The data presented below cover the 2017 fiscal year running from January 1, 2017 to August 31, 2017, i.e. a fiscal year with an exceptional duration of eight months. These data are not comparable with data from the previous fiscal year, which had a duration of 12 months.

   
In millions of euros 8 months 2017 2016
   

Backlog2

  30,345   33,573
Revenue   2,339   4,401
Operating income*   (281)   415
Net income attributable to owners of the parent*   (260)   (239)
         
EBITDA*   602   1,338
Operating cash flow   10   514
Net cash flow from company operations   (372)   (915)
    08.31.2017   12.31.2016
Net debt (-) / net cash (+)   (2,332)   (4,389)

* Excluding the allocation in 2016 of corporate costs which continued to be borne by AREVA SA by virtue of existing
agreements.

 

Net income attributable to owners of the parent

NewCo's net income at August 31, 2017 was chiefly impacted, compared with net income at June 30, 2017, by the following three notable items:

  • Impairment of mining assets in the amount of 317 million euros, of which 285 million euros in respect of the Imouraren mine in Niger.

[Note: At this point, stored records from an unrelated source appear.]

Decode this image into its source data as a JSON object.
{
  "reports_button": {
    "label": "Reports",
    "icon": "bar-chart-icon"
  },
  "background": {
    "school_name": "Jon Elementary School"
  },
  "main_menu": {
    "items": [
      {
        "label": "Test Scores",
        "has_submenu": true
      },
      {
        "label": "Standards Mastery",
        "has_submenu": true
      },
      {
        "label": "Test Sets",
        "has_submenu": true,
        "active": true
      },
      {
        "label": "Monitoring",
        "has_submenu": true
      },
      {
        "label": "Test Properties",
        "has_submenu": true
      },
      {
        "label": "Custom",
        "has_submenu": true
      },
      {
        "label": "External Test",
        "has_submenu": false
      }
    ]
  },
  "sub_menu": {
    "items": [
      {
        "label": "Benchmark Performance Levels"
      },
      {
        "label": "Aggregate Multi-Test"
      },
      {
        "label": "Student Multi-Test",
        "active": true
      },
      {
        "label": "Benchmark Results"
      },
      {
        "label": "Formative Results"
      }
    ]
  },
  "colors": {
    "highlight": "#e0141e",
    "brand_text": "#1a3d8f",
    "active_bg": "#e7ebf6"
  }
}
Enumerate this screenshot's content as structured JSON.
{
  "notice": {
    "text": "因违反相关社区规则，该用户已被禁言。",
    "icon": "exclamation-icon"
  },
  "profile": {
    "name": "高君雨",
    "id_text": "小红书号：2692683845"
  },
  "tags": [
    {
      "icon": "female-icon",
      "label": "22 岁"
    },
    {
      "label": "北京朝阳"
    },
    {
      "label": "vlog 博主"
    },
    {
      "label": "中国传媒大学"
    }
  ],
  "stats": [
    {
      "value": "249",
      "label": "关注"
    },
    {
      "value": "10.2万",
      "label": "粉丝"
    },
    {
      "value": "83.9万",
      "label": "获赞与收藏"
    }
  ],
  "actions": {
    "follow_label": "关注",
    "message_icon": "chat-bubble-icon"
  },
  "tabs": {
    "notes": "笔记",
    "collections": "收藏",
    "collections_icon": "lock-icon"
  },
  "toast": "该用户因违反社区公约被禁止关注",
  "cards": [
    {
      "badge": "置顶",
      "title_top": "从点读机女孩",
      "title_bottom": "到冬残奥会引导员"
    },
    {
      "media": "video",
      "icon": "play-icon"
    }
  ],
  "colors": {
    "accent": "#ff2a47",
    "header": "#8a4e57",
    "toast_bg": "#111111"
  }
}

This amount includes additional impairment compared with the closing at June 30, 2017, in the amount of 210 million euros, of which 178 million euros in respect of the Imouraren mine in Niger. It is related to both the adverse change in the euro-dollar exchange rate and the unfavorable movement in market price anticipations, as illustrated by the UxC Q3 curve published in early September 2017, which led the group to update its own internal price curve forecast earlier than expected.3
  • Impairment of the Comurhex II plant, which has amounted to 164 million euros since January 1, 2017. This amount includes additional impairment of 46 million euros compared with that recognized at June 30, 2017, in line with the unfavorable change in the euro/dollar exchange rate over the period and, to a lesser extent, conversion market prices.
  • As part of the implementation of NewCo’s new tax consolidation scope, 113 million euros of deferred tax assets were recorded in respect of temporary differences to offset pre-existing deferred tax liabilities. This resulted in a tax expense for the period in the amount of 49 million euros. As before, and as a precautionary measure, no deferred tax assets were recognized in respect of tax loss carryforwards of entities scheduled to form part of NewCo's tax consolidation scope.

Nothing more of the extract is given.